Tertiary structure prediction and validation
The 3Dpro server, SCRATCH (https://scratch.proteomics.ics.uci.edu/explanation.html#3Dpro) was utilized to determine vaccine candidate’s tertiary structure, as reported by Cheng et al.38 The model exhibiting the highest confidence score was chosen from the generated models for subsequent refinement. The researchers used the GalaxyRefine tool, accessible on GalaxyWEB server (https://galaxy.seoklab.org/), to enhance the model. The tool was employed by considering various parameters, including optimal Ramachandran (RAMA) score, minimal Root Mean Square Deviation (RMSD) score, and suitable MolProbity score, as described by Ko et al.39 The selection of a refined model was conducted with great care to ensure its structural integrity and quality, thereby yielding a dependable depiction of the tertiary structure of vaccine candidate.

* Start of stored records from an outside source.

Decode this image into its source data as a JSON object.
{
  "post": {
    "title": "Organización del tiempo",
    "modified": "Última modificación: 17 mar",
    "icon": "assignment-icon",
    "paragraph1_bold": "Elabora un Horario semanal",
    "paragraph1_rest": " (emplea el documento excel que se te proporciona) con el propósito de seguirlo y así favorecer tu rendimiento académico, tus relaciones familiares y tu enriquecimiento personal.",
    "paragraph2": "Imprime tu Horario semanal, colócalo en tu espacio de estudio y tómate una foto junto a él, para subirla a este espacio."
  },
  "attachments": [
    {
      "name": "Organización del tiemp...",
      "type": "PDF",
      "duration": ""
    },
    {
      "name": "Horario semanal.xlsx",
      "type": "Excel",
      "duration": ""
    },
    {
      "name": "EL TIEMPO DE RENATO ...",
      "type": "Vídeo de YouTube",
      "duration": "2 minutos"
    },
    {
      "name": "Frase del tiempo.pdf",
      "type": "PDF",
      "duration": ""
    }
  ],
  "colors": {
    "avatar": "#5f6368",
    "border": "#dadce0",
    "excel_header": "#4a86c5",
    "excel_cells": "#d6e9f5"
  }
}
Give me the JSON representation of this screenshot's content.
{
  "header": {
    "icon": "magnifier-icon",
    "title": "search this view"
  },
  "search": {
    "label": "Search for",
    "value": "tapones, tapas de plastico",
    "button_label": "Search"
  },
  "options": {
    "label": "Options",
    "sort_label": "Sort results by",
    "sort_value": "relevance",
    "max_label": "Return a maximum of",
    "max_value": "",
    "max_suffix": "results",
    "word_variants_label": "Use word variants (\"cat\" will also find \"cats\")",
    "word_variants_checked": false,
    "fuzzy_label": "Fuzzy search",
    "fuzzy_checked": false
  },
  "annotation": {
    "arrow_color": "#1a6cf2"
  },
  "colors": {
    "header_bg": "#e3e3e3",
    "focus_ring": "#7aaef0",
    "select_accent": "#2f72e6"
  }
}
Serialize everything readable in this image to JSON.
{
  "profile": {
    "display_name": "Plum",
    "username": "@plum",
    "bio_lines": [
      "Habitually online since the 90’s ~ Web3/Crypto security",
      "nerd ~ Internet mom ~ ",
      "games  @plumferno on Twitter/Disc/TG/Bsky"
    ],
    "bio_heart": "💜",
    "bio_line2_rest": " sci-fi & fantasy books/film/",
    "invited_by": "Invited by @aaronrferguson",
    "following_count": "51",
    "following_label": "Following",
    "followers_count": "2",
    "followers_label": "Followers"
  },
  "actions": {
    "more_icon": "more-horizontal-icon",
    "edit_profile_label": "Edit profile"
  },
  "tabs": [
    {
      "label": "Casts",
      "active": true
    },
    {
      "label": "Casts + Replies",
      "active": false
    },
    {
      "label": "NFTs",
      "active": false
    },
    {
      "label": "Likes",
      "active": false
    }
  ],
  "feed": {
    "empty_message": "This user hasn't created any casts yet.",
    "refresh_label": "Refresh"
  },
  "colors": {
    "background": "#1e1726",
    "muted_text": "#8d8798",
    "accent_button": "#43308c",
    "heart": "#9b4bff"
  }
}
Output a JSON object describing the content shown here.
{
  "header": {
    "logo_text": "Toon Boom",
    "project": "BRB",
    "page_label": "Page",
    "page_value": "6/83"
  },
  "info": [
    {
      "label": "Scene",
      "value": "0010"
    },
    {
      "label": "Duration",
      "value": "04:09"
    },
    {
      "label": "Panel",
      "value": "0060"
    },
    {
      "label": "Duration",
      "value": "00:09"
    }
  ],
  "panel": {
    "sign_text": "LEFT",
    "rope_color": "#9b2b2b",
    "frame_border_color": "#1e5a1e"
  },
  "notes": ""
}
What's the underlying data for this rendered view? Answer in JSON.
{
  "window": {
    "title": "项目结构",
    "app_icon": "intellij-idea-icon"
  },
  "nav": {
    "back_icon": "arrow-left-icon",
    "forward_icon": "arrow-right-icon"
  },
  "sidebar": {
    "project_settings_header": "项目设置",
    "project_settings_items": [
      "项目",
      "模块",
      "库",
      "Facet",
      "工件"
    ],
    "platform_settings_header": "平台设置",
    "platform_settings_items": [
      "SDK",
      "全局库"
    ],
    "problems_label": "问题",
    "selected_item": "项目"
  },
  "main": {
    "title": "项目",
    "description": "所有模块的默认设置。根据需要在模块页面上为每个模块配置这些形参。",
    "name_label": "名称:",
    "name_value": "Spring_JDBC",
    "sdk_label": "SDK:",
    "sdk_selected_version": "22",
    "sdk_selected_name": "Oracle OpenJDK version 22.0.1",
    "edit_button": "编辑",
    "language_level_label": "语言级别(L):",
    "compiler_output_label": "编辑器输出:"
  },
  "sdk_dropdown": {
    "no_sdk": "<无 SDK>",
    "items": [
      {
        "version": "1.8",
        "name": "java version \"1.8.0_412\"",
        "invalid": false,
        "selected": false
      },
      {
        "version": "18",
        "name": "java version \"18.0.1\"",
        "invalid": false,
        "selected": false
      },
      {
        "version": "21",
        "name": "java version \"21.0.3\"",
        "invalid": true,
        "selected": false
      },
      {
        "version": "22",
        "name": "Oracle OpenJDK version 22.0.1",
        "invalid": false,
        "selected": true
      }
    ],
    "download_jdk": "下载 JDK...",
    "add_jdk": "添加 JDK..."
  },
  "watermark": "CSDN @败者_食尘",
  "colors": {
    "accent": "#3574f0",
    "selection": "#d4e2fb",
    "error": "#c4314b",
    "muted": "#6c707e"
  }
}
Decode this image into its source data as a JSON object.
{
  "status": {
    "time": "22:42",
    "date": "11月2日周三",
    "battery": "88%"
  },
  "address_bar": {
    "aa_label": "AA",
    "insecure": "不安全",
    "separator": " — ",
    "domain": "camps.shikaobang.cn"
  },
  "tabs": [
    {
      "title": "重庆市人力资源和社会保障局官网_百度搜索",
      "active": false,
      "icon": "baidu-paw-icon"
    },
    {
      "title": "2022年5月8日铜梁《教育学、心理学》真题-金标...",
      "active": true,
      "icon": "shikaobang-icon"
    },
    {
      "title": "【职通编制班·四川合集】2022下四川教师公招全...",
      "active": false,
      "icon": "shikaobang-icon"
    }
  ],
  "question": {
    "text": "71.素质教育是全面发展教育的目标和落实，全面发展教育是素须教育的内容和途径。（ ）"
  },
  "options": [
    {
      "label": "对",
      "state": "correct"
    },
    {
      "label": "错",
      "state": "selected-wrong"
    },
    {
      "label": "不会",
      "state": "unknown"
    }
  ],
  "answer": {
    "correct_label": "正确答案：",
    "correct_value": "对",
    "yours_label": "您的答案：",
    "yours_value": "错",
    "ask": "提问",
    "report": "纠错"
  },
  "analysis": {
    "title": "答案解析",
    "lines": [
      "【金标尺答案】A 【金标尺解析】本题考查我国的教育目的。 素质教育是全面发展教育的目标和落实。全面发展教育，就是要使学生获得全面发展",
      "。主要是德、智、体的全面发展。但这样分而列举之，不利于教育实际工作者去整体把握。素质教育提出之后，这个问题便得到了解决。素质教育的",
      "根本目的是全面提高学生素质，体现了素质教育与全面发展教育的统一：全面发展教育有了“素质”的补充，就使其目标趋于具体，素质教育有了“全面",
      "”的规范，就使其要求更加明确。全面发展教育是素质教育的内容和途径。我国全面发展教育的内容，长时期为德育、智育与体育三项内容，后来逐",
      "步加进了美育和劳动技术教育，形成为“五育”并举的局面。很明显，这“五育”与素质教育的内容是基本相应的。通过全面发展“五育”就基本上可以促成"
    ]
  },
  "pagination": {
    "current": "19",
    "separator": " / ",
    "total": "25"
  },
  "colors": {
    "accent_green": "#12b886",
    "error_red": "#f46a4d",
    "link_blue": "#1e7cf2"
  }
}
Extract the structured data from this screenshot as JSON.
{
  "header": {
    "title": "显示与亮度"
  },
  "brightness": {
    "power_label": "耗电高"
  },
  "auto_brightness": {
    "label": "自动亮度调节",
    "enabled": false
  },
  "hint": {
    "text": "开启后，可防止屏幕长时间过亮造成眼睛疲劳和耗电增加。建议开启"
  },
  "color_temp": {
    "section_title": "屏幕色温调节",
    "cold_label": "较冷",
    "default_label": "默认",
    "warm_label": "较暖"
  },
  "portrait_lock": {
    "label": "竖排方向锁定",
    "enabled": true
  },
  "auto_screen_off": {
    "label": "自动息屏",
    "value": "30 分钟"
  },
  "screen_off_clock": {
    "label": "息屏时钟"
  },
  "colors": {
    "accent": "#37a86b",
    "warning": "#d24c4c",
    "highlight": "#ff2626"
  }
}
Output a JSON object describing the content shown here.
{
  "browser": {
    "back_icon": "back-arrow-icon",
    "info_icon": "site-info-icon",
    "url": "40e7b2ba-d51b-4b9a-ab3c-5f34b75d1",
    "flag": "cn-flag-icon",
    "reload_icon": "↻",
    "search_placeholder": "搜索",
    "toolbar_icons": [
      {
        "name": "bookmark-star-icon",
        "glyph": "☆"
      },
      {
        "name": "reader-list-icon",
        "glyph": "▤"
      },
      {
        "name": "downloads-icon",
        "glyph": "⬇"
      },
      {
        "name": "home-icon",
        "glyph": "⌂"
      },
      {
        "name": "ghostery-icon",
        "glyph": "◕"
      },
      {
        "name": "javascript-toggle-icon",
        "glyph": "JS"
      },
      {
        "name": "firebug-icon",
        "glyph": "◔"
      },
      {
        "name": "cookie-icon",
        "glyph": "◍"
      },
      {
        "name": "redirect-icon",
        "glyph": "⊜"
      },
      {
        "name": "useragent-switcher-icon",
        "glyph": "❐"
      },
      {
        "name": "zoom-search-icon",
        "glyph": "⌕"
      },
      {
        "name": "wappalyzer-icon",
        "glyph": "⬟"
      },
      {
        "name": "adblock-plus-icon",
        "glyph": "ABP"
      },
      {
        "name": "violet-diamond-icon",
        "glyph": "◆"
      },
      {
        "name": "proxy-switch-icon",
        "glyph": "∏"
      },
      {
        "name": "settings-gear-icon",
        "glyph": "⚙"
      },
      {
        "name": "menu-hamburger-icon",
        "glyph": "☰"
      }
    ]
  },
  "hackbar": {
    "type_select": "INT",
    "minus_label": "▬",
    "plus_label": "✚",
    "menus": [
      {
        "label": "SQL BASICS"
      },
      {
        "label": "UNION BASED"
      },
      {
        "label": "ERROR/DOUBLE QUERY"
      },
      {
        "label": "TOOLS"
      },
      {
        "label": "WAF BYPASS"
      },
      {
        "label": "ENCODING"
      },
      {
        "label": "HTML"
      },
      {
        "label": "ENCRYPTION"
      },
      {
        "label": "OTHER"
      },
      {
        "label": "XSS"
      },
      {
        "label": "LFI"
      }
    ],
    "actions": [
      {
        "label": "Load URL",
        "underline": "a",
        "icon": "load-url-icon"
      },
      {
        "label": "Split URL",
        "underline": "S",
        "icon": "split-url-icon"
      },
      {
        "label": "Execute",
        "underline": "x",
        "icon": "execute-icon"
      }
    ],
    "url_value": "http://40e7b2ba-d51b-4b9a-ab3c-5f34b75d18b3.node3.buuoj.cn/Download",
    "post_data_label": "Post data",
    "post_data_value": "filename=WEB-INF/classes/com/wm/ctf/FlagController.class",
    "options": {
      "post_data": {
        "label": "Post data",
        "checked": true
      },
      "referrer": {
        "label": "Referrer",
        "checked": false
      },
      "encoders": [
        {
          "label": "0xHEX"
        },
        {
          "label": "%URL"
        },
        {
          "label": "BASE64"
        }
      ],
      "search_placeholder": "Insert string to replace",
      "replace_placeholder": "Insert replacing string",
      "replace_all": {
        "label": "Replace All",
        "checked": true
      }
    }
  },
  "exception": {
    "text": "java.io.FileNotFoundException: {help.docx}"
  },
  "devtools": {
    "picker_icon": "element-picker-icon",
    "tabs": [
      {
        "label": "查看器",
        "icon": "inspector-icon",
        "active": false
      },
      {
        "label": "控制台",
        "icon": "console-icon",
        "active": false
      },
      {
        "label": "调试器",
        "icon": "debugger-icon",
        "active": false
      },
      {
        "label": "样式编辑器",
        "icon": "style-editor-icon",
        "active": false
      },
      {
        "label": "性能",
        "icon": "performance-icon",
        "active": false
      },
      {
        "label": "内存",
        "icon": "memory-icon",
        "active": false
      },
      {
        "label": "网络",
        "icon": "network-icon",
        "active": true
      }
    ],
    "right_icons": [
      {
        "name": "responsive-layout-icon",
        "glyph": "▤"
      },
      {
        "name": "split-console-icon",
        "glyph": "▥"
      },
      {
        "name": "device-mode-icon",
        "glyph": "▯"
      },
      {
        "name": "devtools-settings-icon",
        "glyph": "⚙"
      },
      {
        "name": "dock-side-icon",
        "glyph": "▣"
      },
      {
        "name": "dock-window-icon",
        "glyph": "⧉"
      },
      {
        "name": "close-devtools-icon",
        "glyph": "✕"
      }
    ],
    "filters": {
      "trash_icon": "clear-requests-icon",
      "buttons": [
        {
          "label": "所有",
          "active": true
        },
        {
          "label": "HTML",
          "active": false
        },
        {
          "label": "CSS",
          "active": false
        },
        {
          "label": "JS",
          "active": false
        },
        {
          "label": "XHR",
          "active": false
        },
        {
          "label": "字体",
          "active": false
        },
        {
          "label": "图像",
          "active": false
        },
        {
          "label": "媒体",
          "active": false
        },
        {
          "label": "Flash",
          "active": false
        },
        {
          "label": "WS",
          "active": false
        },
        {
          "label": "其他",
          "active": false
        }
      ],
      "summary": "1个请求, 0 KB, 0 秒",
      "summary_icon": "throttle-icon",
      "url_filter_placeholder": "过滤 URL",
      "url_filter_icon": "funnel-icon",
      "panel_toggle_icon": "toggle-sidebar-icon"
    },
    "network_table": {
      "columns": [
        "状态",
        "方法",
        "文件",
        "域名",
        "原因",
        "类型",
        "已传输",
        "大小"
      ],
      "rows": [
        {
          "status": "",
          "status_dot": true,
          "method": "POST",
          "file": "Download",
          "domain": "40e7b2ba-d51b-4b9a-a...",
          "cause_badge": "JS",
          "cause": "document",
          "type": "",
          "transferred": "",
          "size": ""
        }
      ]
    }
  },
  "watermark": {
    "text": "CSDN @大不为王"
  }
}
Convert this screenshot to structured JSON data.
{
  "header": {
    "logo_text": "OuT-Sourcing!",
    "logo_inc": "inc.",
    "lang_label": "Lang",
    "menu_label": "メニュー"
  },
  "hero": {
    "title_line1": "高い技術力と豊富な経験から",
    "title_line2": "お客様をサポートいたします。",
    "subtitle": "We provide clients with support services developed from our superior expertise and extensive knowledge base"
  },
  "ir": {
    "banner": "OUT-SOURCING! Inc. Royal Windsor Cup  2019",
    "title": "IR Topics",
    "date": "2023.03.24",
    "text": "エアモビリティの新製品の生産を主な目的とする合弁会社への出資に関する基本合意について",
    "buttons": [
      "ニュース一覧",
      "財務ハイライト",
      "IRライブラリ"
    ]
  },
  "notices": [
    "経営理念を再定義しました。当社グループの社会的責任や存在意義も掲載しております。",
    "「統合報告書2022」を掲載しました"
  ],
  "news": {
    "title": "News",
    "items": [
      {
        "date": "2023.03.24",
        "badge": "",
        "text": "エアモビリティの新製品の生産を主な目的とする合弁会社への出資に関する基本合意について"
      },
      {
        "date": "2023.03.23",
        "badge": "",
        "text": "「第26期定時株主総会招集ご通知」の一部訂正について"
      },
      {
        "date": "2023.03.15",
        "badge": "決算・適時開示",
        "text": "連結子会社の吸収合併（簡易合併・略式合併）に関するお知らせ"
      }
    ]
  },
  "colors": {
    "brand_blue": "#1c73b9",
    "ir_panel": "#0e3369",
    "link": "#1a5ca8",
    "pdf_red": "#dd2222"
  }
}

Epitope validation analysis
The ELLIPRO tool (http://tools.iedb.org/ELLIPRO/) was used to predict antibody epitopes, providing insights into regions likely to elicit an immune response. The tool identifies conformational and linear epitopes based on structure and antigenicity scores, with a threshold score of 0.5 used to ensure specificity. Additionally, the NETCHOP tool (http://tools.iedb.org/netchop/) was utilized to predict proteasomal cleavage sites, aiding in the identification of potential antigenic fragments, as described by Kim et al.40
Identifying molecular targets for vaccine candidate
This research identified molecular targets for vaccine candidates using receptors integral to the immune response. The Protein Data Bank (PDB) (available at https://www.rcsb.org) provided the molecular targets used for analysis in this investigation. The chosen targets included the Toll-like receptor, TLR1 (PDB ID: 6NIH), TLR2 (PDB ID: 1FYW), TLR5 (PDB ID: 3J0A), CD8 receptor (PDB ID: 1CD8), CD4 (PDB ID: IWIP), MHC-I and MHC-II (PDB ID: 2XPG and 6T3Y, respectively), MHC-I, and MHC-II. Through this analysis, we intended to learn about the vaccine candidate’s possible interactions and structural features with these proteins.
Molecular docking
Hdock (http://hdock.phys.hust.edu.cn/), a computational tool for protein–protein docking, was used to analyze the interaction between finalized epitopes and their corresponding MHC receptors, as described by Remmert et al.41. Epitopes interacting with B-cells, MHC-I, and MHC-II were docked with their respective MHC receptors to evaluate binding affinity and interaction sites. A docking score threshold of ≤-7.0 kcal/mol was applied to identify high-affinity interactions. Subsequently, epitope–MHC complexes were docked with CD8 and CD4 receptors to investigate the binding patterns of MHC molecules with T-cells. The vaccine construct was also docked with three human TLRs to identify bacterial pathogen-associated molecular patterns (PAMPs). Potential biases were addressed by cross validating docking results with known structural data and refining input parameters to enhance prediction reliability.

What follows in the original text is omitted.